The International Trade Commission (ITC) has ruled that a surge of low-priced tyres from China is harming the US tyre industry.

Reacting to the announcement, representatives of the United Steelworkers (USW) union said that the surge in imports had caused major job losses and plant closures in the US.

'Our domestic industries cannot survive unless our government enforces the trade laws that are designed to curb and dissuade anti-competitive practices that cause market disruptions,' said USW president Leo W Gerard.

The United Steelworkers (USW) filed a petition with the ITC in April claiming that imports of consumer tyres from China increased from 2004 to 2008 by 215 per cent in volume and 295 per cent by value.

In 2008, China exported nearly 46 million tyres with a value of more than $1.7bn to the US, making it the largest source of tyre imports.

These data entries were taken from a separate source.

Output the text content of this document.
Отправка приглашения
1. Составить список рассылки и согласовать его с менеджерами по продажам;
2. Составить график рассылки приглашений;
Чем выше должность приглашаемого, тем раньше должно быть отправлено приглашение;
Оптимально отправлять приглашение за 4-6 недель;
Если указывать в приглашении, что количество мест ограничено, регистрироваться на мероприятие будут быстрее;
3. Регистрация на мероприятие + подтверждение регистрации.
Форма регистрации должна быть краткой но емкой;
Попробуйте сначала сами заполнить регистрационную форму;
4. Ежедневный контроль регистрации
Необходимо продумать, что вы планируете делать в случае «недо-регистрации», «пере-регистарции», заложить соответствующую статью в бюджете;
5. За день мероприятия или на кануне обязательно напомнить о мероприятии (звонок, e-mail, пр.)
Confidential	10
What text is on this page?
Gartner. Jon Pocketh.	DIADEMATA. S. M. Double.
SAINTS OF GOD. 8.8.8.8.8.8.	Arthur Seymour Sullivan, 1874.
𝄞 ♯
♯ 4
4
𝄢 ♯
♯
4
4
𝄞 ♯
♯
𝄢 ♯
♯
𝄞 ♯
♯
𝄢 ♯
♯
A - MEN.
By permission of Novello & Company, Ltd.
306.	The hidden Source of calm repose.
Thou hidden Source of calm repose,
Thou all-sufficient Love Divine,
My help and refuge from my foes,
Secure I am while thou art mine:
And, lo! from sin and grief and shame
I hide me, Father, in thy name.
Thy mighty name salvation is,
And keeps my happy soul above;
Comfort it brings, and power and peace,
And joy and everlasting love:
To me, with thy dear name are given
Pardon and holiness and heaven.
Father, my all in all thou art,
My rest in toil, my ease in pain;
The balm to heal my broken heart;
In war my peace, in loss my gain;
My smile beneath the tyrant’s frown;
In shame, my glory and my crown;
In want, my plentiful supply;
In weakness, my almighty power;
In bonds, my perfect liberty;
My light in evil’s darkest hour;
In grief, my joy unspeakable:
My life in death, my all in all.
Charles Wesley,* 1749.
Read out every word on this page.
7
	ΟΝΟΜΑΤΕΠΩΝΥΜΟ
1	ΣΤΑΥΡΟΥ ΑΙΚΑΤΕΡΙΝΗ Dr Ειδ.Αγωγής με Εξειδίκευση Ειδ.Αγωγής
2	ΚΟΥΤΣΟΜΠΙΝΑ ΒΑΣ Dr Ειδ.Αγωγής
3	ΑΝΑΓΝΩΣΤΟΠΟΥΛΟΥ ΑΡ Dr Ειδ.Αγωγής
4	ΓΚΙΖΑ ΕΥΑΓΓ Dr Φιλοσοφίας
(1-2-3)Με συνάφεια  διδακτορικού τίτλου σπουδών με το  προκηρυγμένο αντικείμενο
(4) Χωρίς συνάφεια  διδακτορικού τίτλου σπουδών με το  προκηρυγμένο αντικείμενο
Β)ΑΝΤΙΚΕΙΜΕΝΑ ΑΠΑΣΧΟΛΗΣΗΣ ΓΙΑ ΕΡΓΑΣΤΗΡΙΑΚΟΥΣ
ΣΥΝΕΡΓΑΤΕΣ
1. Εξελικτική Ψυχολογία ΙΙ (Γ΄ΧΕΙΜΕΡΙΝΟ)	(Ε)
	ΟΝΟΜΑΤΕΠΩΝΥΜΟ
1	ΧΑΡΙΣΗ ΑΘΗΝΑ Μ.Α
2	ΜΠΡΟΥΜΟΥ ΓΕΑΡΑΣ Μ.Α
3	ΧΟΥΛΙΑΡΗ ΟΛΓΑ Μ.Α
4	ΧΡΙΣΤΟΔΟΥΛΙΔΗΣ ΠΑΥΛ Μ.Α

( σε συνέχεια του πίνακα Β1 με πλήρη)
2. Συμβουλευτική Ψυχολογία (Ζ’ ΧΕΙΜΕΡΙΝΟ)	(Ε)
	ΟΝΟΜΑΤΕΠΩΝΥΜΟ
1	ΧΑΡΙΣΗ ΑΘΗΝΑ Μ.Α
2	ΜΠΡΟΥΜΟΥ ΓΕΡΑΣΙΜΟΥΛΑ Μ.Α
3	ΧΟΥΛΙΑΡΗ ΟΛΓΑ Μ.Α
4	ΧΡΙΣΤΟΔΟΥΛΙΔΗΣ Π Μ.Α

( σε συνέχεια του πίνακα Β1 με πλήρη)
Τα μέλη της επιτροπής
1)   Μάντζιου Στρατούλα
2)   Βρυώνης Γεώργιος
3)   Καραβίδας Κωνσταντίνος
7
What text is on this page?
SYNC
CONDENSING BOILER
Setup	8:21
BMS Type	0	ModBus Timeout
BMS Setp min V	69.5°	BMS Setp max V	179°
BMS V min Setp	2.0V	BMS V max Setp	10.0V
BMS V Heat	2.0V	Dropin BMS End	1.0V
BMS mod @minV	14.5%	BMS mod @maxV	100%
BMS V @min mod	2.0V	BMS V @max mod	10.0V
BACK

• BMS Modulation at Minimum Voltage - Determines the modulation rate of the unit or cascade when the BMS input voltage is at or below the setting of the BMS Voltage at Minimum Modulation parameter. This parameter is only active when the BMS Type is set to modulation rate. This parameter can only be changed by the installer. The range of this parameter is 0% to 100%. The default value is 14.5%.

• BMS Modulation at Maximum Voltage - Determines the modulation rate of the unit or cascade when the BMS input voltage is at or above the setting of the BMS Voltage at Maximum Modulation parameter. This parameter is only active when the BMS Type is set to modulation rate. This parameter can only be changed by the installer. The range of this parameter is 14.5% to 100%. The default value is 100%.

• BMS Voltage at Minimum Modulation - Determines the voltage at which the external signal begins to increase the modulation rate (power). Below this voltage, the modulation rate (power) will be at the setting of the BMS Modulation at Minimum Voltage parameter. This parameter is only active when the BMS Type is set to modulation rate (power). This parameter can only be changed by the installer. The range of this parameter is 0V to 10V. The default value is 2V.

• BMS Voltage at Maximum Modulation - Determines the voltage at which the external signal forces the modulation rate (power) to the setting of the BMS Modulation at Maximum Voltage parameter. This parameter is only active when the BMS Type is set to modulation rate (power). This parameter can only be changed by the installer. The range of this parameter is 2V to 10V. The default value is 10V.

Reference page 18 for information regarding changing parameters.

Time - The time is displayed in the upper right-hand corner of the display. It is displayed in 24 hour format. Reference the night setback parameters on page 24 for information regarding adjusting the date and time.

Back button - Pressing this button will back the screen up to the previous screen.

While imports nearly tripled in volume during the surge period, production of tyres produced in the US declined by more than 25 per cent.

The USW said that during this period, nearly 5,100 US tyre workers lost their jobs as a result of the massive erosion in domestic production that coincided with the increases in imports of consumer tyres from China.

About 3,000 more jobs are slated to be lost by the year’s end as three plants are threatening to close.

To combat this trend, the USW believes that the government should impose an import quota on China of 21m tyres used on passenger cars, light trucks, minivans and sport utility vehicles per year.

The International Trade Commission will now send a report into its findings to the US president and the US trade representative.

The president will then decide whether to provide relief to the industry, as well as the type and duration of any such relief.